Grive

De Wikivalais

Ne manquez pas les premiers concerts des grives aux choristes si nombreux qu’il est presque impossible de les localiser. La musicienne, à peine revenue du Midi, répète ses strophes mélodieuses deux ou trois; la draine, qui a passé l’hiver à se nourrir de gui dans les pinèdes, lance ses couplets aux sonorités proches de celles du merle noir, et la litorne rassemble en une rengaine agaçante ses cris forts peu musicaux.

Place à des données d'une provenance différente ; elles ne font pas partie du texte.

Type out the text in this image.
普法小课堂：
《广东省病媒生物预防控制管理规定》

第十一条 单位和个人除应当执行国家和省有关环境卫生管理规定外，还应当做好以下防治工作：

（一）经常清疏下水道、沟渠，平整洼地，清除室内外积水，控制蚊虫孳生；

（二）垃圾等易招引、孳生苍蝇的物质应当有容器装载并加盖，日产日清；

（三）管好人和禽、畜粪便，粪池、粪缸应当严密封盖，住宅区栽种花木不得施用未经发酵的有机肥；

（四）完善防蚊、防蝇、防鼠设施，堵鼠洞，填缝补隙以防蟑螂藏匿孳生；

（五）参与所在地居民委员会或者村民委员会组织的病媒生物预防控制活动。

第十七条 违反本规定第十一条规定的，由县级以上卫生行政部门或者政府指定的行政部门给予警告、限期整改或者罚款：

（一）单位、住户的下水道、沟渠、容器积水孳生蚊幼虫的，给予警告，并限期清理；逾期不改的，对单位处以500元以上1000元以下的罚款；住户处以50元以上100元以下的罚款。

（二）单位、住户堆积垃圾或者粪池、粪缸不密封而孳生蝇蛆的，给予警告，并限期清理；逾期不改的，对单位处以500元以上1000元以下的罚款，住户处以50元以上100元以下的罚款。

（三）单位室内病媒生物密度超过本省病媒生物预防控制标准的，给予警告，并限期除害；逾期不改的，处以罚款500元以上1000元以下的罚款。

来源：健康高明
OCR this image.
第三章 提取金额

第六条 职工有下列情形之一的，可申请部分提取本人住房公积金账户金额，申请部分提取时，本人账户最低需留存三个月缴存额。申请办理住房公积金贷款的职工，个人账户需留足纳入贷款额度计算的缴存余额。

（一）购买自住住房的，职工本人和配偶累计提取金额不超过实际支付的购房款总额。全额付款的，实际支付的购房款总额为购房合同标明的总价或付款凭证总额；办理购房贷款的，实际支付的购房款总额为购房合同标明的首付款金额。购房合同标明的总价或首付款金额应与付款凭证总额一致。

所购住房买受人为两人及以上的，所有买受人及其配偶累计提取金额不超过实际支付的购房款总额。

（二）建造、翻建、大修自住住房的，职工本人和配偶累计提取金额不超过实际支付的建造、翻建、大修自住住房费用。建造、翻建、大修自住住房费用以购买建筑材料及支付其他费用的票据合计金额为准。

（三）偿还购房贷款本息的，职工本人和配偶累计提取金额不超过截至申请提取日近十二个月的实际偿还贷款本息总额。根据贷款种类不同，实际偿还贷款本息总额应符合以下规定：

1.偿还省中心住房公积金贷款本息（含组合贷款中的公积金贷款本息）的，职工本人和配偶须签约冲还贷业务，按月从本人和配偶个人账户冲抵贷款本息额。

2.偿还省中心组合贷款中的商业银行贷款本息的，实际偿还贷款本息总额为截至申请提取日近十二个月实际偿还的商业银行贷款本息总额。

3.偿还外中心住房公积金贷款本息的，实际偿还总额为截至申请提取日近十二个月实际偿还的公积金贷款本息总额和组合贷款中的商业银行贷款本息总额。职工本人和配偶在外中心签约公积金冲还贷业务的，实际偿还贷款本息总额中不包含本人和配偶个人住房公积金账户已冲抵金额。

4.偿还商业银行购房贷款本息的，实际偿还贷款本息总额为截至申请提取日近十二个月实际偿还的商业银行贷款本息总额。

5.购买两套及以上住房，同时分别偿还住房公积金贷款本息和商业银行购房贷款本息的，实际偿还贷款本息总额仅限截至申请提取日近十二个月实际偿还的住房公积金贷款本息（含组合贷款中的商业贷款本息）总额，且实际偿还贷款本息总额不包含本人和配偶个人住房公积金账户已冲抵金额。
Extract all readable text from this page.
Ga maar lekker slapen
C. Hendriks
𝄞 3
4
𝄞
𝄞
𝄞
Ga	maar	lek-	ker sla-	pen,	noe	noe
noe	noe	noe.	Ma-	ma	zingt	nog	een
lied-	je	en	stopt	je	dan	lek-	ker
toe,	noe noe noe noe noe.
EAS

A l'inverse de la pie-grièche grise, dont l'appariation relève aujourd'hui de l'extraordinaire, un oiseau des taïgas sibériennes, la grive litorne, étend progressivement son aire vers l'ouest et le sud. Hôte d'hiver autrefois, elle a niché pour la première fois en Valais en 1946 à Morgins, puis dès les années 1970 dans le centre du canton. Depuis, elle a colonisé l'ensemble du Valais, nichant par endroits jusqu'à la limite supérieure des forêts. En hiver, des troupes importantes, comptant parfois des milliers de litornes, picorent les fruits abandonnés dans les vergers de plaine. Tous les après-midi, dès 14 heures, de petits vols, de plus en plus nombreux à mesure que l'heure avance, grimpent les versants de la vallée du Rhône pour aller dormir dans les forêts de montagne jusqu'à leur lisière supérieure, progressant par étapes, se posant ici sur un pin, là sur un épicéa. De nombreux oiseaux de proies savent profiter de cette manne qui monte de la plaine. Dans les vallées latérales, un petit nombre de grives litornes affichent le même comportement de transhumance. Cette habitude doit bien avoir une explication : est-ce un moyen d'échapper au lac d'air froid qui chaque nuit inonde les fonds de vallées ?

Dès que la neige recouvre le sol et dissimule la nourriture, lorsque la concurrence pour les sorbiers, les genévriers et autres baies devient trop rude, les litornes quittent nos régions pour gagner le Midi. Des jours plus pénibles commencent alros pour nos oiseaux de proies.